É uma longa história, mas vai ser bonito vê-la com diferentes pontos de vista. A favela é um tema transversal, tem a ver com a pobreza, a migração, a urbanização caótica, e principalmente com as escolhas feitas pelas administrações ao longo do tempo. Invisibilidade não existe por acaso. Basta lembrar que até uns 20 anos, os guias de ruas simplesmente deixavam áreas de favelas em branco na página, como se lá não houvesse ruas, casas e pessoas.

Na cidade formal, tudo parece ser regulado, da altura dos prédios à distância da calçada, as fachadas, o uso, os horários. Na cidade informal, a legislação omissa deixou tudo em aberto. Até 1970, as favelas acomodavam menos de 2% da nossa população. A partir do boom de migração e da falta de moradia, elas explodiram e hoje representam quase 17%, dois milhões de pessoas.
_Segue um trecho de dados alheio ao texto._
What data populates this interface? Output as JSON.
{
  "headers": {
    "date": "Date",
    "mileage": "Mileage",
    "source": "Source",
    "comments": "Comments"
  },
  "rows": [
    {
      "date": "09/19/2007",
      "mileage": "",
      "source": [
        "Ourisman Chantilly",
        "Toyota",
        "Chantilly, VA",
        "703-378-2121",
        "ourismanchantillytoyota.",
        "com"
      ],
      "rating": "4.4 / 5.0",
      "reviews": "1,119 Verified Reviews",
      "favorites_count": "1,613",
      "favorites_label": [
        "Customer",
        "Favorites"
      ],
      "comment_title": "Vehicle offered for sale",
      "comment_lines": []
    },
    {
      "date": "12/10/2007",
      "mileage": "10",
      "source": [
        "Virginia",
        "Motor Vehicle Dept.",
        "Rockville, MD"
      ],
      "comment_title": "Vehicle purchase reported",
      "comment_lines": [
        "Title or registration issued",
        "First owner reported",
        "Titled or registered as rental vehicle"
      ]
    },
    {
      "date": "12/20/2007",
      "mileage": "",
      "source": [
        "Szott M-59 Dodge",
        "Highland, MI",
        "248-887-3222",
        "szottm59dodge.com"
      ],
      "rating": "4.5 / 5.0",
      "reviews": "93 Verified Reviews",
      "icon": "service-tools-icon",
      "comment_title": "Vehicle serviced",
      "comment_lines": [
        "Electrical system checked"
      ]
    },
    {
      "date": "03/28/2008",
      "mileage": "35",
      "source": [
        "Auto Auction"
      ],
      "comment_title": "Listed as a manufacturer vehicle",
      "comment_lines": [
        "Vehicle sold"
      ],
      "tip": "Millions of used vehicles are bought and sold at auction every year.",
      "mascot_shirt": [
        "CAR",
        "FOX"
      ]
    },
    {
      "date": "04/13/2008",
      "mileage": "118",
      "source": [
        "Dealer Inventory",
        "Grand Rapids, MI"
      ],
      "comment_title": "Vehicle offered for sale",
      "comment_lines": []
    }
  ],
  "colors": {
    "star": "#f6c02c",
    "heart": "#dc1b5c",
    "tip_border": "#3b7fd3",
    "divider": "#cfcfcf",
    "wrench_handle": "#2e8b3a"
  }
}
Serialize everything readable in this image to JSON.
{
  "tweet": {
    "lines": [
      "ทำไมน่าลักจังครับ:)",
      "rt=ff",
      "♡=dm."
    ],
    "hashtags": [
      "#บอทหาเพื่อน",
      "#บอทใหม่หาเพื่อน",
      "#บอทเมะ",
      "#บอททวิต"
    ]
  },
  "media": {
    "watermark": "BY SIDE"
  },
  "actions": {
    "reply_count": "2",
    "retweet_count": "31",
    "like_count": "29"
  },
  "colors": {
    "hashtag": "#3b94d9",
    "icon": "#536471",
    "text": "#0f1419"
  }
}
Para quem não mora numa favela, o museu também terá o desafio de proporcionar o contato com uma realidade que precisa ser exposta. Quem nunca entrou numa favela talvez aprenda muito só de reconhecer uma realidade diferente da sua. O empreendedor Edu Lyra, responsável por uma série de iniciativas contra a precariedade chamada Gerando Falcões, já disse que seu sonho é que a pobreza desapareça do Brasil e que só possa ser vista num museu. Enquanto ela existe, é preciso mostrá-la e combatê-la.

Essa faceta deve aparecer com mais força no museu durante 2023, quando será inaugurada a parte do andar de cima, com as exposições permanentes, um café e o local de eventos, que devem dar um pouco mais de densidade à visita. Vale a pena também esperar pelo prometido inventário que vai mapear todas as favelas do Brasil.

O futuro das favelas tem a ver com o futuro do país. O museu pode vir a ser uma sementinha conceitual, um lugar de história, encontro e de discussão, que pode ajudar a tornar visível aquilo que era invisível.